In September 2018, together with Crunchbase, we published our Tech Startup M&As: 2018 Report, shedding some light over the main global M&A market trends. We’ve tracked about 22,000 startup exits worldwide, for a total deal value of about $1.2 trillion. After a strong increase in the 2016-2017 timeframe, we recorded a consolidation of both the number of global exits and deal value.
As established companies look to remain competitive and extend their life cycle, acquisition becomes a more viable and attractive strategy. Not the only one1, but surely the fastest route in a world when time is the most valuable resource. M&A deals are a boon for startups as well. No exit, no party, as we’re used to saying. While launching a thriving self-supporting business is still the end-goal for any startup, a buyout from a large company can render that problem irrelevant—or at least less urgent.
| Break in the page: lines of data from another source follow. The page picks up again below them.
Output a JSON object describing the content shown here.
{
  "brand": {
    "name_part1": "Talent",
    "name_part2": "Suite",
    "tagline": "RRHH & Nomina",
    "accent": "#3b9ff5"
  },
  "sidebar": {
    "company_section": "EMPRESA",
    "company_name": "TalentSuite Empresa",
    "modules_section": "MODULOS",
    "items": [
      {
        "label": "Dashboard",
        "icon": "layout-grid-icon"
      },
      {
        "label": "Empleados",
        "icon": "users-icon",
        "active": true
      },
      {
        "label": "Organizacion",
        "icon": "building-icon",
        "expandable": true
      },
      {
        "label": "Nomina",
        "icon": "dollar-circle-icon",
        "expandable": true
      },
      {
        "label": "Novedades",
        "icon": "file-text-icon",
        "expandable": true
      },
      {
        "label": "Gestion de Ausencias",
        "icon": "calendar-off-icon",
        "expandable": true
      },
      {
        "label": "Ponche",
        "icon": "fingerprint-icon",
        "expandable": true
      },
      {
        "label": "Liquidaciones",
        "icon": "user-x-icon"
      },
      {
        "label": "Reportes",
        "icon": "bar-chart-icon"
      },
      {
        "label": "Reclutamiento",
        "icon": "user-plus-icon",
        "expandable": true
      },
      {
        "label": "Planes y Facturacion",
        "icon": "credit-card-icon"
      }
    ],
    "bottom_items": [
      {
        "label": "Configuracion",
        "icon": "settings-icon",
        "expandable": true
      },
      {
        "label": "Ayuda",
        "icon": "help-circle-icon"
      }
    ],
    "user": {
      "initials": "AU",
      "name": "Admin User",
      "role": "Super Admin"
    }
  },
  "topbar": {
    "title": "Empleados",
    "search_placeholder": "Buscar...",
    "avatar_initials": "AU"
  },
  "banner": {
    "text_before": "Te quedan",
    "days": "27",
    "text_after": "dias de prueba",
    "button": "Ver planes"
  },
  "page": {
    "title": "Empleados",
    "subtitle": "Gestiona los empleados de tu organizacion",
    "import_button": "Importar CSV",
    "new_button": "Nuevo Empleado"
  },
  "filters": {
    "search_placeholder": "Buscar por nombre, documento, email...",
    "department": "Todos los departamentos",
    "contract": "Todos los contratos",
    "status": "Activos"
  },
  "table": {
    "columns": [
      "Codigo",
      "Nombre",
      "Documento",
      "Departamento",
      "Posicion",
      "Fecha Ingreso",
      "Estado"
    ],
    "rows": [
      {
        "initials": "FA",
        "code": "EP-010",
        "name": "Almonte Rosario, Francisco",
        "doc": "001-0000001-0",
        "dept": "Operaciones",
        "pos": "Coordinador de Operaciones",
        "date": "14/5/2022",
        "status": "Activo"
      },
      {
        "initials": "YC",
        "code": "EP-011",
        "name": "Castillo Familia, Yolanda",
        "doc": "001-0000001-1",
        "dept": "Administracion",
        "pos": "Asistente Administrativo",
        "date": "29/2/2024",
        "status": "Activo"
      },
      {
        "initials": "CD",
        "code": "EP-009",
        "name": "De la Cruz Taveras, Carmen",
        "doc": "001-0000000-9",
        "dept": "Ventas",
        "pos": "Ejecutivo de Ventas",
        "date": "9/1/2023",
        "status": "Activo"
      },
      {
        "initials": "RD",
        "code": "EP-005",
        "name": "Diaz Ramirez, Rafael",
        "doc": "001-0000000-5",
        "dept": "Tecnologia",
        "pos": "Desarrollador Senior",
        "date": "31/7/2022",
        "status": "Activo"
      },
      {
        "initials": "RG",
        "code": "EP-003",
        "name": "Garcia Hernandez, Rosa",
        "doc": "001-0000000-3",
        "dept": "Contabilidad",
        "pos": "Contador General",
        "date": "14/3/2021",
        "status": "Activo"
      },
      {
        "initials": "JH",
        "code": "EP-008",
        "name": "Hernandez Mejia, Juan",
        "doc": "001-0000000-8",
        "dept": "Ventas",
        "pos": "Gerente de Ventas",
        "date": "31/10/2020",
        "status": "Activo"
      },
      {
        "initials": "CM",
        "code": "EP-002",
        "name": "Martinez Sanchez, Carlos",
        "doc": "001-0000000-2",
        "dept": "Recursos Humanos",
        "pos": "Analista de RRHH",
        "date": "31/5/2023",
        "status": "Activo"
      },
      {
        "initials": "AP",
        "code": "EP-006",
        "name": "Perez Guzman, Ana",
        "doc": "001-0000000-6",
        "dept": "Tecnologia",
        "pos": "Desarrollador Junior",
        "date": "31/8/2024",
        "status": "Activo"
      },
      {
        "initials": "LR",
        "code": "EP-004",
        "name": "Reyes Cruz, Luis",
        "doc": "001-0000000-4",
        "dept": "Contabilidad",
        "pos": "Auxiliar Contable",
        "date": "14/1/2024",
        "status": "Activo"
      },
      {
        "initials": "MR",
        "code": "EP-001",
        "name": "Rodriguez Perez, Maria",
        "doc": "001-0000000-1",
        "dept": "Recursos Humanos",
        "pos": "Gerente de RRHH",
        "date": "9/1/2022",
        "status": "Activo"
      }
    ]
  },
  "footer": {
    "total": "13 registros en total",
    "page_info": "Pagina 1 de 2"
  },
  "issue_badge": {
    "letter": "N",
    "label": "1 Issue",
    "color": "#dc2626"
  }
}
And return the capital to investors, hopefully with a decent multiplier, thus, M&As are a key component of the startup economy.
Mind the Bridge and Crunchbase (with the support of Orrick) have tracked over 15,500 startup exits worldwide since 2010 for a total value of about 1.3 trillion dollars. The US and Europe still control the majority of deals and capital (83%), with Silicon Valley running the show: the top 15 world acquirers are all US companies with 9 from Silicon Valley.
The common wisdom is that acquisitions have played a central role in Silicon Valley’s success, and that buying startups is one of the fastest ways for companies to embrace disruption and keep innovating.